Kami menghadirkan berbagai klaster unggulan untuk pelayanan kesehatan masyarakat.
Klaster 1 (Manajemen Puskesmas) berfungsi sebagai pusat kendali operasional dan pendukung utama yang bertugas mengelola seluruh aspek administrasi, perencanaan program, manajemen sumber daya manusia, keuangan, hingga sarana prasarana. Meskipun tidak memberikan pelayanan medis secara langsung kepada pasien, klaster ini bertanggung jawab penuh dalam memastikan ketersediaan logistik kesehatan, memelihara fasilitas kerja, serta mengintegrasikan sistem data dan rekam medis elektronik. Melalui pengelolaan tata kelola internal yang akuntabel tersebut, Klaster 1 menjadi motor penggerak utama yang menjamin seluruh tenaga medis di klaster pelayanan dapat menyelenggarakan pelayanan kesehatan yang bermutu, aman, dan prima bagi masyarakat.

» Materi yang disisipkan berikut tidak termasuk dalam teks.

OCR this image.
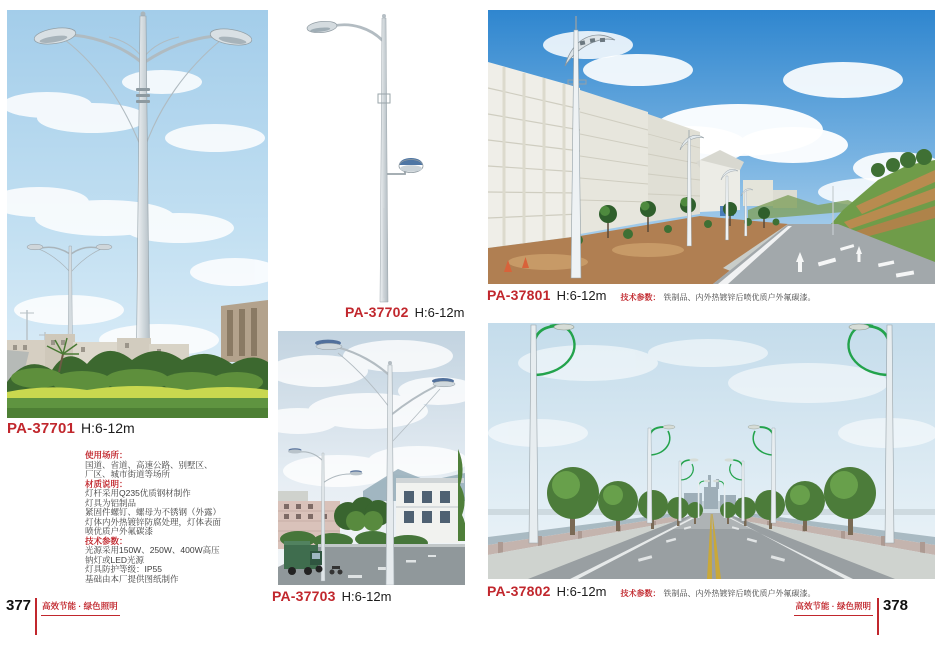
PA-37701 H:6-12m
使用场所：
国道、省道、高速公路、别墅区、
厂区、城市街道等场所
材质说明：
灯杆采用Q235优质钢材制作
灯具为铝制品
紧固件螺钉、螺母为不锈钢（外露）
灯体内外热镀锌防腐处理，灯体表面
喷优质户外氟碳漆
技术参数：
光源采用150W、250W、400W高压
钠灯或LED光源
灯具防护等级：IP55
基础由本厂提供图纸制作
PA-37702 H:6-12m
PA-37703 H:6-12m
PA-37801 H:6-12m 技术参数： 铁制品、内外热镀锌后喷优质户外氟碳漆。
PA-37802 H:6-12m 技术参数： 铁制品、内外热镀锌后喷优质户外氟碳漆。
377 高效节能 · 绿色照明	高效节能 · 绿色照明 378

Klaster 2 (Ibu dan Anak) berfungsi sebagai unit pelayanan klinis terpadu yang menyelenggarakan upaya kesehatan komprehensif bagi kelompok sasaran berdasarkan siklus hidup, mulai dari ibu hamil, ibu bersalin, ibu nifas, bayi, balita, hingga anak usia prasekolah. Klaster ini bertanggung jawab penuh dalam melaksanakan intervensi spesifik baik secara promotif, preventif, maupun kuratif, yang meliputi pemeriksaan kehamilan (ANC) berkualitas, pelayanan pasca-persalinan, imunisasi dasar lengkap, serta pemantauan tumbuh kembang anak secara berkala. Melalui pendekatan yang terintegrasi ini, Klaster 2 berperan krusial dalam mengoptimalkan status gizi, mencegah terjadinya stunting, serta menurunkan angka morbiditas dan mortalitas pada ibu dan anak di wilayah kerja Puskesmas.
Klaster 3 (Dewasa dan Lansia) berfungsi sebagai unit pelayanan klinis terpadu yang menyelenggarakan upaya kesehatan komprehensif bagi kelompok sasaran berdasarkan siklus hidup, meliputi usia produktif (dewasa) dan lanjut usia (lansia). Klaster ini bertanggung jawab penuh dalam melaksanakan skrining kesehatan berkala, pencegahan dini, serta tata laksana pengobatan terhadap berbagai penyakit, dengan fokus utama pada pengendalian Penyakit Tidak Menular (PTM) seperti hipertensi, diabetes melitus, kanker, dan gangguan metabolik. Melalui pendekatan yang terintegrasi dan berkesinambungan ini, Klaster 3 berperan krusial dalam mempertahankan produktivitas, meningkatkan kualitas hidup, serta mewujudkan penuaan yang sehat, aktif, dan mandiri (healthy aging) bagi masyarakat.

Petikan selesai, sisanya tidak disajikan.